The proposal is called “The Border Tax Adjustment”. It says that U.S. corporations would no longer be allowed to deduct the cost of imported products (either finished goods or process parts) when they prepare their income tax filings. Thus, any company using imported products would report a much higher profit for tax purposes than they actually made. The proponents of this change say that they will lower the corporate profits tax rate to compensate for the artificially higher taxable income.

It is believed by the backers of this proposal that there will be a large decline in imports into the U.S. and therefore an increase in U.S. production and jobs. They also say that the value of the U.S. Dollar will increase making the remaining imported items cheaper for the American consumer.

Here’s the problem. Our exports, the products we sell abroad, will decline immediately and precipitously. Because the Dollar becomes more expensive for Europeans, Asians, Africans, and Latin Americans, they will be unable to purchase as much from us as before. Even more important, other countries will impose similar tariffs on U.S. made goods thereby depressing our exports further. This is exactly what happened after the Smoot Hawley Tariff was enacted by the U.S. in 1930. It is generally accepted that Smoot Hawley was one of the major causes of the worldwide depression of the 1930’s

Further, while there could be an increase in U.S. factory production after The Border Tax Adjustment, it would take a long time for the U.S. to reopen plants, develop and install machinery, and train new workers.
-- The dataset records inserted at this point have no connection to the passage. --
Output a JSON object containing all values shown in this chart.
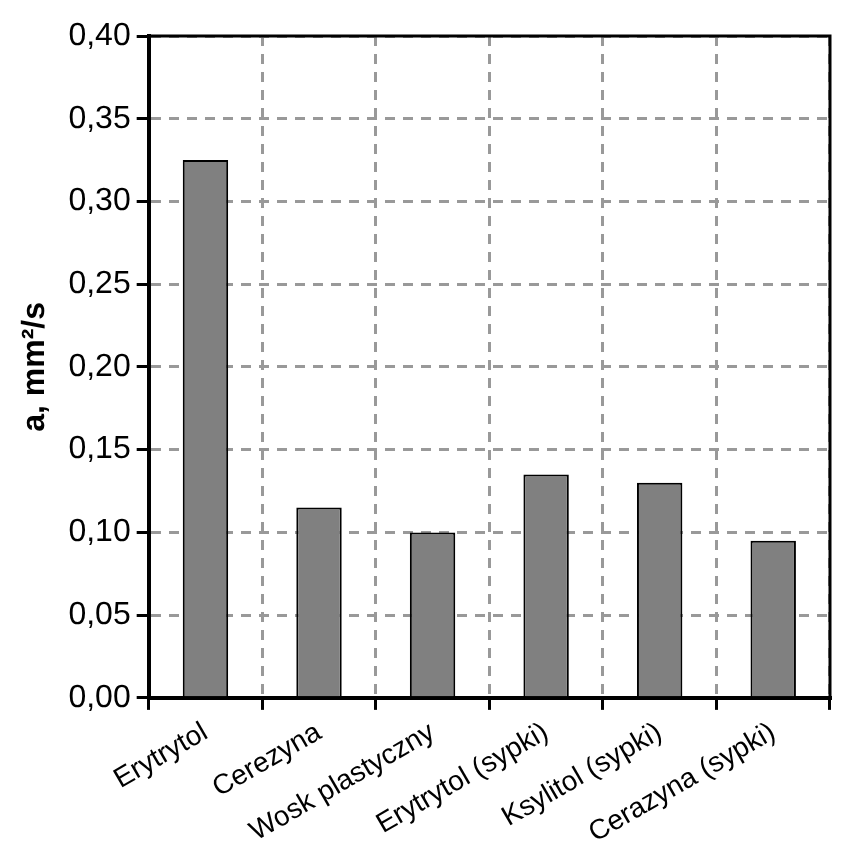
{
  "chart_data": {
    "type": "bar",
    "ylabel": "a, mm²/s",
    "categories": [
      "Erytrytol",
      "Cerezyna",
      "Wosk plastyczny",
      "Erytrytol (sypki)",
      "Ksylitol (sypki)",
      "Cerazyna (sypki)"
    ],
    "values": [
      0.325,
      0.115,
      0.1,
      0.135,
      0.13,
      0.095
    ],
    "color": "#808080",
    "ylim": [
      0,
      0.4
    ],
    "yticks": [
      {
        "value": 0,
        "label": "0,00"
      },
      {
        "value": 0.05,
        "label": "0,05"
      },
      {
        "value": 0.1,
        "label": "0,10"
      },
      {
        "value": 0.15,
        "label": "0,15"
      },
      {
        "value": 0.2,
        "label": "0,20"
      },
      {
        "value": 0.25,
        "label": "0,25"
      },
      {
        "value": 0.3,
        "label": "0,30"
      },
      {
        "value": 0.35,
        "label": "0,35"
      },
      {
        "value": 0.4,
        "label": "0,40"
      }
    ],
    "grid": true,
    "legend": false
  }
}
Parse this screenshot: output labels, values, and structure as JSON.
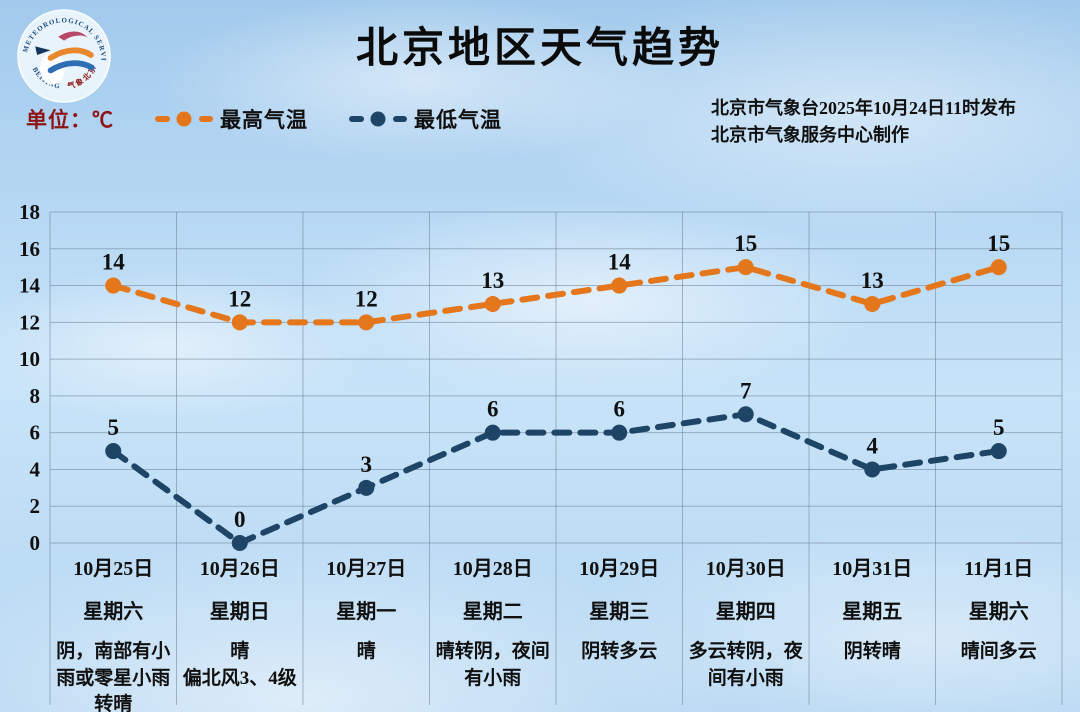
{
  "header": {
    "title": "北京地区天气趋势",
    "unit_label": "单位：℃",
    "publisher_line1": "北京市气象台2025年10月24日11时发布",
    "publisher_line2": "北京市气象服务中心制作",
    "logo_ring_text_top": "METEOROLOGICAL SERVICE",
    "logo_ring_text_bottom_left": "BEIJING",
    "logo_ring_text_bottom_right": "气象北京"
  },
  "legend": {
    "items": [
      {
        "label": "最高气温",
        "color": "#E4761C"
      },
      {
        "label": "最低气温",
        "color": "#1E4466"
      }
    ]
  },
  "chart_data": {
    "type": "line",
    "title": "北京地区天气趋势",
    "ylabel": "℃",
    "xlabel": "",
    "ylim": [
      0,
      18
    ],
    "ytick_step": 2,
    "grid": true,
    "legend_position": "top-left",
    "categories": [
      "10月25日",
      "10月26日",
      "10月27日",
      "10月28日",
      "10月29日",
      "10月30日",
      "10月31日",
      "11月1日"
    ],
    "weekdays": [
      "星期六",
      "星期日",
      "星期一",
      "星期二",
      "星期三",
      "星期四",
      "星期五",
      "星期六"
    ],
    "weather": [
      [
        "阴，南部有小雨或零星小雨转晴"
      ],
      [
        "晴",
        "偏北风3、4级"
      ],
      [
        "晴"
      ],
      [
        "晴转阴，夜间有小雨"
      ],
      [
        "阴转多云"
      ],
      [
        "多云转阴，夜间有小雨"
      ],
      [
        "阴转晴"
      ],
      [
        "晴间多云"
      ]
    ],
    "series": [
      {
        "name": "最高气温",
        "color": "#E4761C",
        "values": [
          14,
          12,
          12,
          13,
          14,
          15,
          13,
          15
        ]
      },
      {
        "name": "最低气温",
        "color": "#1E4466",
        "values": [
          5,
          0,
          3,
          6,
          6,
          7,
          4,
          5
        ]
      }
    ],
    "colors": {
      "grid": "rgba(110,130,150,0.55)",
      "tick_text": "#101010",
      "point_label": "#101010"
    }
  }
}
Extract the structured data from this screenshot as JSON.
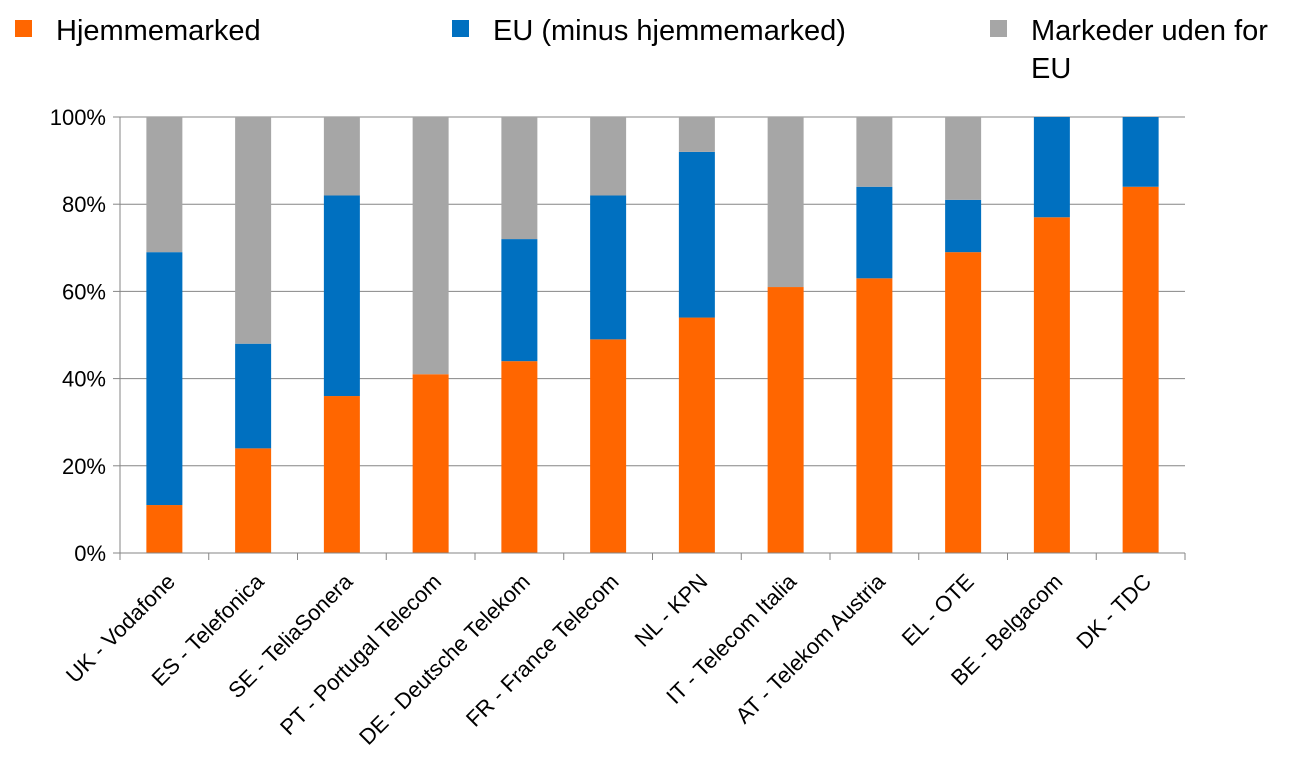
{
  "legend": {
    "items": [
      {
        "label": "Hjemmemarked",
        "color": "#FF6600"
      },
      {
        "label": "EU (minus hjemmemarked)",
        "color": "#0070C0"
      },
      {
        "label": "Markeder uden for EU",
        "color": "#A6A6A6"
      }
    ]
  },
  "chart_data": {
    "type": "bar",
    "stacked": true,
    "categories": [
      "UK - Vodafone",
      "ES - Telefonica",
      "SE - TeliaSonera",
      "PT - Portugal Telecom",
      "DE - Deutsche Telekom",
      "FR - France Telecom",
      "NL - KPN",
      "IT - Telecom Italia",
      "AT - Telekom Austria",
      "EL - OTE",
      "BE - Belgacom",
      "DK - TDC"
    ],
    "series": [
      {
        "name": "Hjemmemarked",
        "color": "#FF6600",
        "values": [
          11,
          24,
          36,
          41,
          44,
          49,
          54,
          61,
          63,
          69,
          77,
          84
        ]
      },
      {
        "name": "EU (minus hjemmemarked)",
        "color": "#0070C0",
        "values": [
          58,
          24,
          46,
          0,
          28,
          33,
          38,
          0,
          21,
          12,
          23,
          16
        ]
      },
      {
        "name": "Markeder uden for EU",
        "color": "#A6A6A6",
        "values": [
          31,
          52,
          18,
          59,
          28,
          18,
          8,
          39,
          16,
          19,
          0,
          0
        ]
      }
    ],
    "ylim": [
      0,
      100
    ],
    "yticks": [
      "0%",
      "20%",
      "40%",
      "60%",
      "80%",
      "100%"
    ],
    "grid": true,
    "legend_position": "top"
  }
}
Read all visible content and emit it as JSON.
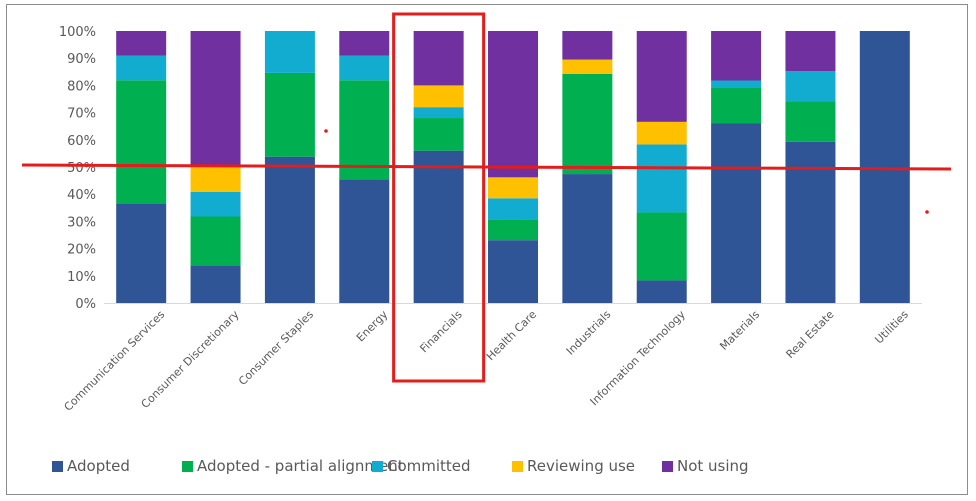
{
  "chart_data": {
    "type": "bar",
    "stacked": true,
    "percent_axis": true,
    "categories": [
      "Communication Services",
      "Consumer Discretionary",
      "Consumer Staples",
      "Energy",
      "Financials",
      "Health Care",
      "Industrials",
      "Information Technology",
      "Materials",
      "Real Estate",
      "Utilities"
    ],
    "y_ticks": [
      "0%",
      "10%",
      "20%",
      "30%",
      "40%",
      "50%",
      "60%",
      "70%",
      "80%",
      "90%",
      "100%"
    ],
    "ylim": [
      0,
      100
    ],
    "grid": false,
    "legend_position": "bottom",
    "series": [
      {
        "name": "Adopted",
        "color": "#2f5597",
        "values": [
          36.4,
          13.6,
          53.8,
          45.5,
          56.0,
          23.1,
          47.4,
          8.3,
          66.0,
          59.3,
          100.0
        ]
      },
      {
        "name": "Adopted - partial alignment",
        "color": "#00b050",
        "values": [
          45.5,
          18.2,
          30.8,
          36.4,
          12.0,
          7.7,
          36.8,
          25.0,
          13.2,
          14.8,
          0
        ]
      },
      {
        "name": "Committed",
        "color": "#12acd0",
        "values": [
          9.1,
          9.1,
          15.4,
          9.1,
          4.0,
          7.7,
          0,
          25.0,
          2.6,
          11.1,
          0
        ]
      },
      {
        "name": "Reviewing use",
        "color": "#ffc000",
        "values": [
          0,
          9.1,
          0,
          0,
          8.0,
          7.7,
          5.3,
          8.3,
          0,
          0,
          0
        ]
      },
      {
        "name": "Not using",
        "color": "#7030a0",
        "values": [
          9.0,
          50.0,
          0,
          9.0,
          20.0,
          53.8,
          10.5,
          33.4,
          18.2,
          14.8,
          0
        ]
      }
    ],
    "annotations": {
      "highlight_category": "Financials",
      "highlight_box_color": "#e31c1c",
      "reference_line_color": "#e31c1c"
    }
  }
}
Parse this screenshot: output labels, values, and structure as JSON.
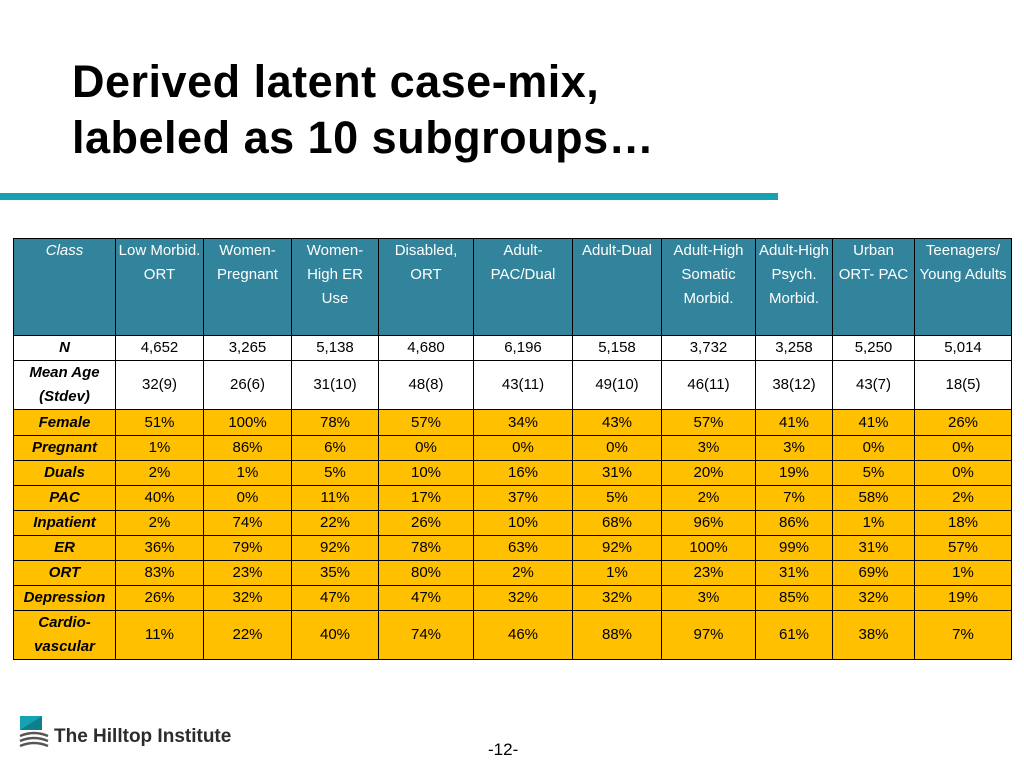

Unfortunately, the decrease in exports would happen much faster. Result – a downturn in the U.S. economy as exports decrease faster than domestic production grows.

Lastly, the price of imported products would increase sizably, and many imported items may no longer be available to us here in the U.S. The American people would end up paying more for cars, cell phones, furniture, electronic devices, clothing, household appliances, food and more.